V. IS CONSTANT. “Having loved His own,” etc., He never gave up one friend for another. Those whom He loves once He loves forever. Amid the changes of life, and when we cease to move the affections once felt for us, the Saviour will love us as He did when we were young.

VI. IS KIND.

1. He never reproaches or upbraids. Who has not been subdued by the delicate methods of a true friend? “His gentleness hath made me great.”

2. We should have broken the heart of any other friend; but He is long suffering.

VII. IS ALWAYS WITH US. Some of our greatest trials are by separations. We land among strangers, but Christ is at our side.

VIII. CAN DO FOR US WHAT NO OTHER FRIEND CAN.

1. When the wisdom of friends fail He is the Wonderful,

Counsellor.

2. When our friends are dead He abides.

3. When friends are impotent, as at the hour of death and in the day of judgment, He is the hope of glory.

IX. IS EVER ACCESSIBLE. If we called on our best earthly friend as often as we call on Christ, he could not endure it. When we have stated our case to our friend we have to leave it; Christ permits us to state it over and over again. Conclusion:

1. Whoever may love us we cannot be truly happy with out the friendship of Christ.

2. We should be such friends to others as Christ is to us.
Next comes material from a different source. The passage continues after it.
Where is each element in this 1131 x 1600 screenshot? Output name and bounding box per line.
3. The greatest sin, which is not unpardonable, is ingratitude to Christ. (N. Adams.)

The tender love of Christ

He never flattered the friends who enjoyed His closest intimacy; but He made them feel His penetrating affection; “See how He loved him” was a testimony to the deep reality of a calm, unostentatious sorrow. (Knox Little.)

The love of Christ

“Behold how He loved him.” What? for shedding some few tears for him? Oh, how then did He love us for whom He shed the dearest and warmest blood in all His heart! (J. Trapp.)